UMOCI_IMAGE := umoci/ci:latest

# TODO: We should test umoci with all of the security options disabled so that
#       we can make sure umoci inside containers works fine (all of these
#       security options are necessary for the test code to run, not umoci
#       itself).
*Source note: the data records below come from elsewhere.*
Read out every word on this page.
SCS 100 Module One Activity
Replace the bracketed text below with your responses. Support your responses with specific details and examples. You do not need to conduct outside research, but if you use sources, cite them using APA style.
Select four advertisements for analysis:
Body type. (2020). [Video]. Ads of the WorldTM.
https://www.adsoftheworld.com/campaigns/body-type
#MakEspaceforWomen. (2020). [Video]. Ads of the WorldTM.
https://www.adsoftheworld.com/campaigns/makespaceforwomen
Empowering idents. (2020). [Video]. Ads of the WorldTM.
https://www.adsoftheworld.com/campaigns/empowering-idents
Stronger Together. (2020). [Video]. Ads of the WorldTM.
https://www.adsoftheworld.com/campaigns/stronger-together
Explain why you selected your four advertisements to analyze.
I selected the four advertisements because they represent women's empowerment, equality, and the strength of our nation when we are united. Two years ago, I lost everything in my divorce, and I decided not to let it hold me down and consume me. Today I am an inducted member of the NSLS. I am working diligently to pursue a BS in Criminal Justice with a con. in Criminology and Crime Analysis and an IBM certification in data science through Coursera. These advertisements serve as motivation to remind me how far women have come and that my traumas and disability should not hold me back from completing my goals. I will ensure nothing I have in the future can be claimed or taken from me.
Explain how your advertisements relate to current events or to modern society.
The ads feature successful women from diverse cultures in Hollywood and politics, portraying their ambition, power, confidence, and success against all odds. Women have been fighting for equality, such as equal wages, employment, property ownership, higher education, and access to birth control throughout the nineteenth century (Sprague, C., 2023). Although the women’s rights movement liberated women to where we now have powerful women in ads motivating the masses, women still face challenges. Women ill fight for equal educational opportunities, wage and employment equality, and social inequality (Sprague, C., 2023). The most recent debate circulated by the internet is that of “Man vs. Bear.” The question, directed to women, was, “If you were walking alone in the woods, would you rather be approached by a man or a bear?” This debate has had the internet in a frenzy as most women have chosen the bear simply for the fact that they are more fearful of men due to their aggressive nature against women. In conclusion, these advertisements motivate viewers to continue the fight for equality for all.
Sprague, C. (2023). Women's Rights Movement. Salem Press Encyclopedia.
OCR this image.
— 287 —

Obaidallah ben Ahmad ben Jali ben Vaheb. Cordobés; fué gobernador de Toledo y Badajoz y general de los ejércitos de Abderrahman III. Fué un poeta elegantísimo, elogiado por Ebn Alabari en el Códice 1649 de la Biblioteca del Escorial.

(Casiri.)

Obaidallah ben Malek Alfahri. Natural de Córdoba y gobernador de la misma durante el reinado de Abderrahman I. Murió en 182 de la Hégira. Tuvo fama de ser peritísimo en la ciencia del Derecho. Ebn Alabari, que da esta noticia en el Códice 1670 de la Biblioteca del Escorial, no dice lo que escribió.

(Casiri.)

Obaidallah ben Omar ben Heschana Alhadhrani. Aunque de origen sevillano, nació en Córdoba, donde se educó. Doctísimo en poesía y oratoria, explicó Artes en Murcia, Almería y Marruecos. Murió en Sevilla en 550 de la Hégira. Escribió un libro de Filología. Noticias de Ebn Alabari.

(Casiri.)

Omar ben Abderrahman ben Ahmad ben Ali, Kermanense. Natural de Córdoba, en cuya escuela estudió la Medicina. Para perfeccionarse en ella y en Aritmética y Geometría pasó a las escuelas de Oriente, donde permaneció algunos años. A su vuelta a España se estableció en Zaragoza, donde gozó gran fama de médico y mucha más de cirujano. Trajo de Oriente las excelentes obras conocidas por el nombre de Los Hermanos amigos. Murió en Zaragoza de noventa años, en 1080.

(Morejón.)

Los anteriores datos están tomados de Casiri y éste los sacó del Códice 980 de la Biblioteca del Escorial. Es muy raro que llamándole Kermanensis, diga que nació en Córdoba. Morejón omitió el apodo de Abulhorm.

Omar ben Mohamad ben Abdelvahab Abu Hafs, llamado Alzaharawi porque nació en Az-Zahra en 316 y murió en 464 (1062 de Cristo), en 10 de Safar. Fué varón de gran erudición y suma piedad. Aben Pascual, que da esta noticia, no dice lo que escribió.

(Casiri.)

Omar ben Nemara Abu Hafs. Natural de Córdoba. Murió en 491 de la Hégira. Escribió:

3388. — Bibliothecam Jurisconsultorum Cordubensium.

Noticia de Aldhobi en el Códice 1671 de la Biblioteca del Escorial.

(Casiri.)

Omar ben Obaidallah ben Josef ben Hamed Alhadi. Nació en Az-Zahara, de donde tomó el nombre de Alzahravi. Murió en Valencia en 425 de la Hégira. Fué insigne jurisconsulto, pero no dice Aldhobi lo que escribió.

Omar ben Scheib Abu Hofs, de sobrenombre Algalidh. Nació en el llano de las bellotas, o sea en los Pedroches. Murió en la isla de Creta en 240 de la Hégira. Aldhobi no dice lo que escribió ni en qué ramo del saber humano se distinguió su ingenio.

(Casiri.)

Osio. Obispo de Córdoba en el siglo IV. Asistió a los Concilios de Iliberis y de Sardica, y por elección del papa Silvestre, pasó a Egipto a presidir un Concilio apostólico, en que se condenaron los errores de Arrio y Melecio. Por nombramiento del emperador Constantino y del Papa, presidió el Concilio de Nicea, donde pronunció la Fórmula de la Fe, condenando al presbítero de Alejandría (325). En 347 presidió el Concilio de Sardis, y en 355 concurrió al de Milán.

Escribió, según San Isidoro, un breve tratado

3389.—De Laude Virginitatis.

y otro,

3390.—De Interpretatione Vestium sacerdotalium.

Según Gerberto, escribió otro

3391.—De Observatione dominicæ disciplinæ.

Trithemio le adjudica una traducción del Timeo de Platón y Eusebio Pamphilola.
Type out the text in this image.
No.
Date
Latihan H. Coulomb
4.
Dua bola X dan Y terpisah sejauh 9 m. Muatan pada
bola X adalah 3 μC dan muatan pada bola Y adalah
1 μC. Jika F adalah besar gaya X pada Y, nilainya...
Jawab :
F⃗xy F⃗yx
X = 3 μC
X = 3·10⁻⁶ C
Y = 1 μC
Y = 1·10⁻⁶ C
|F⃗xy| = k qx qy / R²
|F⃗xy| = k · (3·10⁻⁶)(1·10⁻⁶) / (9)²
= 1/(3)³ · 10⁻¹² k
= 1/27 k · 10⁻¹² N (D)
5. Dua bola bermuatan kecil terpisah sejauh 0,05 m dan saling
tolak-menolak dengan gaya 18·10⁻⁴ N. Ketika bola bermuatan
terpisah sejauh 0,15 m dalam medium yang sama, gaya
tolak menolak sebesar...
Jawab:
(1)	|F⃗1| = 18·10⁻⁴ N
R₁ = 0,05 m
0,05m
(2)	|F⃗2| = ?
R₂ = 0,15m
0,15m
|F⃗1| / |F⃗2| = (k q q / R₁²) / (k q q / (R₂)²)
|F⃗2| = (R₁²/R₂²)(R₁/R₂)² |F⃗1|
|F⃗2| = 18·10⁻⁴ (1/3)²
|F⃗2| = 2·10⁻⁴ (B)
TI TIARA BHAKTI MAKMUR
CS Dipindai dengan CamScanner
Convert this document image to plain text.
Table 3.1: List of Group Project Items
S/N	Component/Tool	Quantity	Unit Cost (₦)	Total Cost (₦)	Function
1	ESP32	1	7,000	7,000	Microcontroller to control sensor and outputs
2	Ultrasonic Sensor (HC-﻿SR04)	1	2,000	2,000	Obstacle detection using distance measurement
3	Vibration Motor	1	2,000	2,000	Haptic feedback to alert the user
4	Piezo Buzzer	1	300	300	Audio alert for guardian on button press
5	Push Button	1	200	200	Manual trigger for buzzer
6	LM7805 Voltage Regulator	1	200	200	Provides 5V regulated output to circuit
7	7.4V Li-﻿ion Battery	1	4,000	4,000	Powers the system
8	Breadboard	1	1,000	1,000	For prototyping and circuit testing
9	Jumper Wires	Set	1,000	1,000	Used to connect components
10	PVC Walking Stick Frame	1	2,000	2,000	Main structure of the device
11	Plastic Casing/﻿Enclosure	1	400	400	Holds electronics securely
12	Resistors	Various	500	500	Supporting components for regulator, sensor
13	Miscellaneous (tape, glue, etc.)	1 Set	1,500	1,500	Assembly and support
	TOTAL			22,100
The AppArmor/SELinux settings are needed because of the
#       mount-related tests, and the seccomp/systempaths settings are required
#       for the runc tests for rootless containers.
DOCKER_RUN = docker run --rm -v ${PWD}:/go/src/${PROJECT} \
                        --security-opt apparmor=unconfined \
                        --security-opt label=disable \
                        --security-opt seccomp=unconfined \
                        --security-opt systempaths=unconfined

# We only add the CodeCov environment (and ping codecov) if we're running in
# Travis, to avoid pinging third-party servers for local builds.
ifdef TRAVIS
$(shell echo "WARNING: This make invocation will fetch and run code from https://codecov.io/." >&2)
DOCKER_RUN += $(shell echo "+ curl -sSL https://codecov.io/env | bash" >&2) \
              $(shell ./hack/resilient-curl.sh -sSL https://codecov.io/env | bash)
endif

DOCKER_ROOTPRIV_RUN = $(DOCKER_RUN) --privileged --cap-add=SYS_ADMIN
DOCKER_ROOTLESS_RUN = $(DOCKER_RUN) -u 1000:1000 --cap-drop=all

# Output directory.
BUILD_DIR ?= .

# Release information.
GPG_KEYID ?=

# Version information.
VERSION := $(shell cat ./VERSION)
COMMIT_NO := $(shell git rev-parse HEAD 2> /dev/null || true)
COMMIT := $(if $(shell git status --porcelain --untracked-files=no),"${COMMIT_NO}-dirty","${COMMIT_NO}")

# Basic build flags.
BUILD_FLAGS ?=
BASE_FLAGS := ${BUILD_FLAGS} -tags "${BUILDTAGS}"
BASE_LDFLAGS := -s -w -X ${PROJECT}.gitCommit=${COMMIT} -X ${PROJECT}.version=${VERSION}

# Specific build flags for build type.
ifeq ($(GOOS), linux)
	TEST_BUILD_FLAGS := ${BASE_FLAGS} -buildmode=pie -ldflags "${BASE_LDFLAGS} -X ${PROJECT}/pkg/testutils.binaryType=test"		   DYN_BUILD_FLAGS := ${BASE_FLAGS} -buildmode=pie -ldflags "${BASE_LDFLAGS}"
	TEST_BUILD_FLAGS := ${BASE_FLAGS} -buildmode=pie -ldflags "${BASE_LDFLAGS} -X ${PROJECT}/pkg/testutils.binaryType=test"
else
	DYN_BUILD_FLAGS := ${BASE_FLAGS} -ldflags "${BASE_LDFLAGS}"
	TEST_BUILD_FLAGS := ${BASE_FLAGS} -ldflags "${BASE_LDFLAGS} -X ${PROJECT}/pkg/testutils.binaryType=test"
endif


STATIC_BUILD_FLAGS := ${BASE_FLAGS} -ldflags "${BASE_LDFLAGS} -extldflags '-static'"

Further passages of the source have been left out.